Studies have indicated that CIN85 and Cbl family interactions are involved in the regulation of activated RTKs. These associations are further enhanced upon tyrosine phosphorylation of c-Cbl or Cbl-b stimulated after EGF and PDGF activation. CIN85 binding to Cbl-b is essential for internalization of EGFR, however it has no direct influence on receptor ubiquitination stimulated by Cbl-b (44). Further, c-Cbl has been found to mediate RTK endocytosis via an interaction with the CIN85-endophilin complex. The Cbl-CIN85-endophilin association induces ligand-stimulation degradation of the EGFR and c-Met. Suppression of the Cbl-CIN85-endophilin complex formation is enough to prevent RTK endocytosis and downregulation, without affecting the ubiquitination function of c-Cbl (45, 68).

Growth factor receptor bound protein 2 (Grb2) is a widely expressed adaptor molecule, which mediates various basic cellular functions and downstream signaling pathways (76). Grb2 consists of a Src homology2 (SH2) domain flanked by N- and C-terminal SH3 domains. The Grb2 SH2 domain associates directly with the tyrosine residues in autophosphorylated EGFR, and Grb2 also binds to other RTKs, such as HGFR (77).

Proline-rich sequences of c-Cbl interact with the SH3 domains of Grb2, which indirectly recruit c-Cbl to EGFRs or Met receptors (78, 79). Grb2 negatively regulates RTKs and downstream signaling, including the Ras pathway, through the recruitment of c-Cbl (80). Tyr1045 mutant EGFR, defective in the c-Cbl docking site, shows reduced ubiquitylation and endocytosis, even under the condition of c-Cbl overexpression. Unexpectedly, an EGFR mutant defective at Tyr1045 (Y1045F) still displays ubiquitination and downregulation, most notably in the presence of c-Cbl overexpression and Grb2, because the Grb2/c-Cbl complex is recruited to Grb2 docking sites on the EGFR (78). Additionally, other studies have shown that Grb2 exerts positive effects on RTK signaling and activates the Ras pathway via its interaction with guanine nucleotide exchange factor Sos (16). Hence, Grb2 acts as a double-edged sword in its regulation of RTKs signaling.

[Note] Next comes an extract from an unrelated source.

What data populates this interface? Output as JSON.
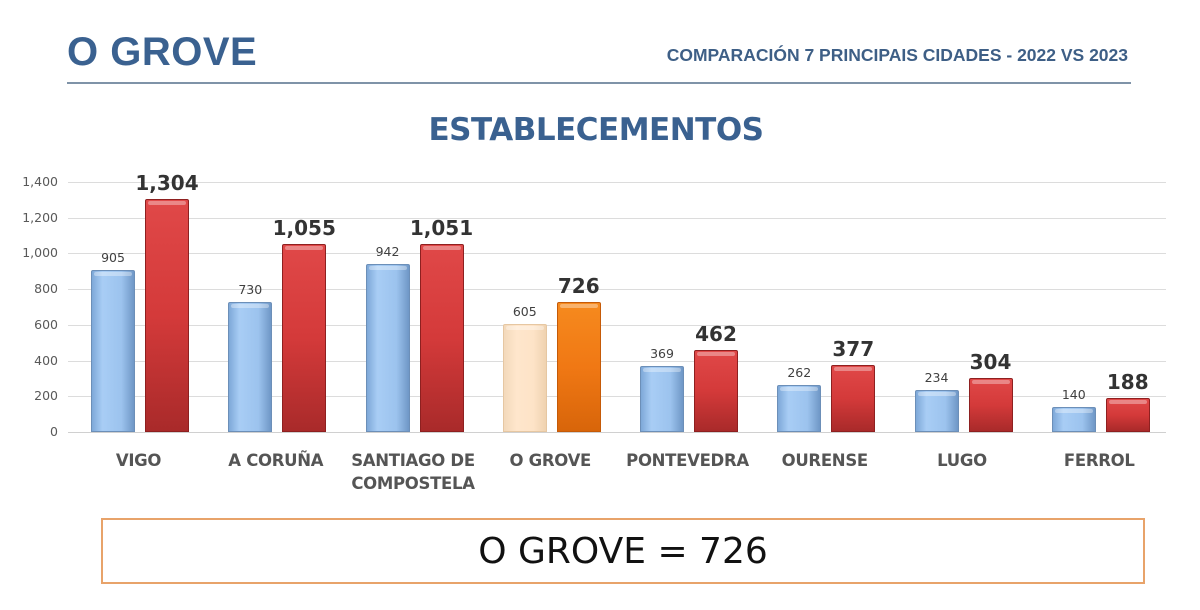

Sprouty was first discovered in Drosophila as a new antagonist of the FGF signaling pathway. There are four Sprouty isoforms in mammals, which include Sprouty1-4 ( (81). The Sprouty proteins are identified as an additional family of putative signaling regulators. The Sprouty family is shown to inhibit RTKs, specifically by suppressing downstream Ras/Raf/ERK signaling activation induced by growth factors such as FGF, PDGF, NGF and VEGF (82, 83).

Sprouty2 can directly bind to the RING finger domain of c-Cbl, and then remove c-Cbl from activated EGFR. As a result, Sprouty2 abrogates c-Cbl-mediated EGFR internalization and ubiquitylation, thus sustaining downstream receptor signaling (84–87). Other Sprouty homologs, such as Sprouty3 and Sprouty4, do not affect EGFR degradation, although they have the c-Cbl-binding motif (80). Moreover, Sprouty2 interacts with CIN85, and functions at the Cbl/CIN85 interface following EGF stimulation, consequently blocking EGFR downregulation (88).